Effectieve en efficiënte rechtsbescherming
3.5.9.De Commissie heeft bij haar Besluit vastgesteld dat Philips gedurende een bepaalde periode in strijd heeft gehandeld met artikel 101 VWEU en artikel 53 EER-Overeenkomst en deel uitmaakte van een onderneming waartoe LPD ook behoorde. De nationale rechter is op grond van artikel 16 van Verordening (EG) nr. 1/2003 gebonden aan wat de Commissie heeft besloten in het dispositief van het Besluit en de overwegingen die dat Besluit dragen, en kan in individuele procedures dus niet anders verklaren dan de Commissie. Dit betekent dat de nationale rechter niet anders kan verklaren dan dat Philips in de kartelperiode heeft gehandeld in strijd met artikel 101 VWEU en artikel 53 EER-Overeenkomst en in die zin onrechtmatig heeft gehandeld. Dit heeft echter niet tot gevolg dat Consumentenbond c.s. geen belang hebben bij de vorderingen a tot en met e en/of dat behandeling van deze vorderingen in een collectieve procedure niet bijdraagt aan een meer effectieve en efficiënte rechtsbescherming.
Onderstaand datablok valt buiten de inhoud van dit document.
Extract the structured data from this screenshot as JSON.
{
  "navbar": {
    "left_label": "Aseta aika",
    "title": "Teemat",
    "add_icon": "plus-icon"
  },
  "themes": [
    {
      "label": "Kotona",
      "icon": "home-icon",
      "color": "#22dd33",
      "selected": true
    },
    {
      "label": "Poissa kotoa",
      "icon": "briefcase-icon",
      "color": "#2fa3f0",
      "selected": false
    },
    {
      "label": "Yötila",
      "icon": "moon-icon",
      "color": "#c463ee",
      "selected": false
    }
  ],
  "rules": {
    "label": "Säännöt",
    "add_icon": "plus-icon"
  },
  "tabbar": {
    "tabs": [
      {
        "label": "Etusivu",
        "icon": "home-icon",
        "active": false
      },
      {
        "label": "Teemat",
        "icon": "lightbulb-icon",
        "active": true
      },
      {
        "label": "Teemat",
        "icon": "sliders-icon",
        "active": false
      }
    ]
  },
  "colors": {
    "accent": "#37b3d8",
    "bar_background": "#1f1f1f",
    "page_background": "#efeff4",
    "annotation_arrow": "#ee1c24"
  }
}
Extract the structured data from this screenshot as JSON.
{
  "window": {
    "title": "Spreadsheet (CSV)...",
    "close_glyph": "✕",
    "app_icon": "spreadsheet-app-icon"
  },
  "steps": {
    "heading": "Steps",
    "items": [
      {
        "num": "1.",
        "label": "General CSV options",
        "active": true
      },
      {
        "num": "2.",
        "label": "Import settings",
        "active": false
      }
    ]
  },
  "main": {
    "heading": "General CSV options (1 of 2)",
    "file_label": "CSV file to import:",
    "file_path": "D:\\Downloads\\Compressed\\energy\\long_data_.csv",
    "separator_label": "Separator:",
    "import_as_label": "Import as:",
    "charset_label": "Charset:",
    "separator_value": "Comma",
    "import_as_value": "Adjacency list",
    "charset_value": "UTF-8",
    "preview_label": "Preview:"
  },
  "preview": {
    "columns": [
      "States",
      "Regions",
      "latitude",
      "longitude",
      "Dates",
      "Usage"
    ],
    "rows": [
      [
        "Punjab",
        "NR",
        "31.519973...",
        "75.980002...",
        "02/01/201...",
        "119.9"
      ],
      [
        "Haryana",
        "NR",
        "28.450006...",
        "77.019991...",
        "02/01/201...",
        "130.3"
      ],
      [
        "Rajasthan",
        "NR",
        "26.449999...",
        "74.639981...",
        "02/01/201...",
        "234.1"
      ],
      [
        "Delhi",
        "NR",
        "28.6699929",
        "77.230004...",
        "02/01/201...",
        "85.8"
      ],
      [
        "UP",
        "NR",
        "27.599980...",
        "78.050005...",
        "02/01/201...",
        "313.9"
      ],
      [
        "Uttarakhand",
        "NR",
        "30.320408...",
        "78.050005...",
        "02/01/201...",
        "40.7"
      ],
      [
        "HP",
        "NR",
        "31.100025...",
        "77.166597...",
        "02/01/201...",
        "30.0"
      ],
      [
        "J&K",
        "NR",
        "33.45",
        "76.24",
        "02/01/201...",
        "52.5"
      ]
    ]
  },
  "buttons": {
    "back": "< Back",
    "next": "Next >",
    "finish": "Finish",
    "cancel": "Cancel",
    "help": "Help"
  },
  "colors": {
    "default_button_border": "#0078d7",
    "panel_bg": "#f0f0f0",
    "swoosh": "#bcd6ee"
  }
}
Met het Besluit staat immers weliswaar vast dat dat Philips onrechtmatig heeft gehandeld, maar niet dat zij jegens de in de vorderingen a tot en met e genoemde groepen afnemers onrechtmatig heeft gehandeld. Dit is door Philips tijdens de mondelinge behandeling ook bevestigd. De gevorderde verklaringen voor recht hebben dan ook meerwaarde ten opzichte van het Besluit. Voorkomen wordt dat in individuele procedures steeds opnieuw moet worden beslist over de onrechtmatigheid van het handelen van Philips jegens de hiervoor genoemde afnemers, hetgeen bovendien het risico van tegenstrijdige beslissingen met zich brengt. Hierbij komt dat in geval van toewijzing vaststaat dat Philips jegens de betreffende afnemers onrechtmatig heeft gehandeld, waarna op basis daarvan overleg kan worden gevoerd over een schikking of afzonderlijke procedures per afnemer of groep van afnemers schadevergoeding kan worden gevorderd. Hiermee draagt de collectieve actie naar het oordeel van het hof bij aan een meer effectieve en efficiënte rechtsbescherming.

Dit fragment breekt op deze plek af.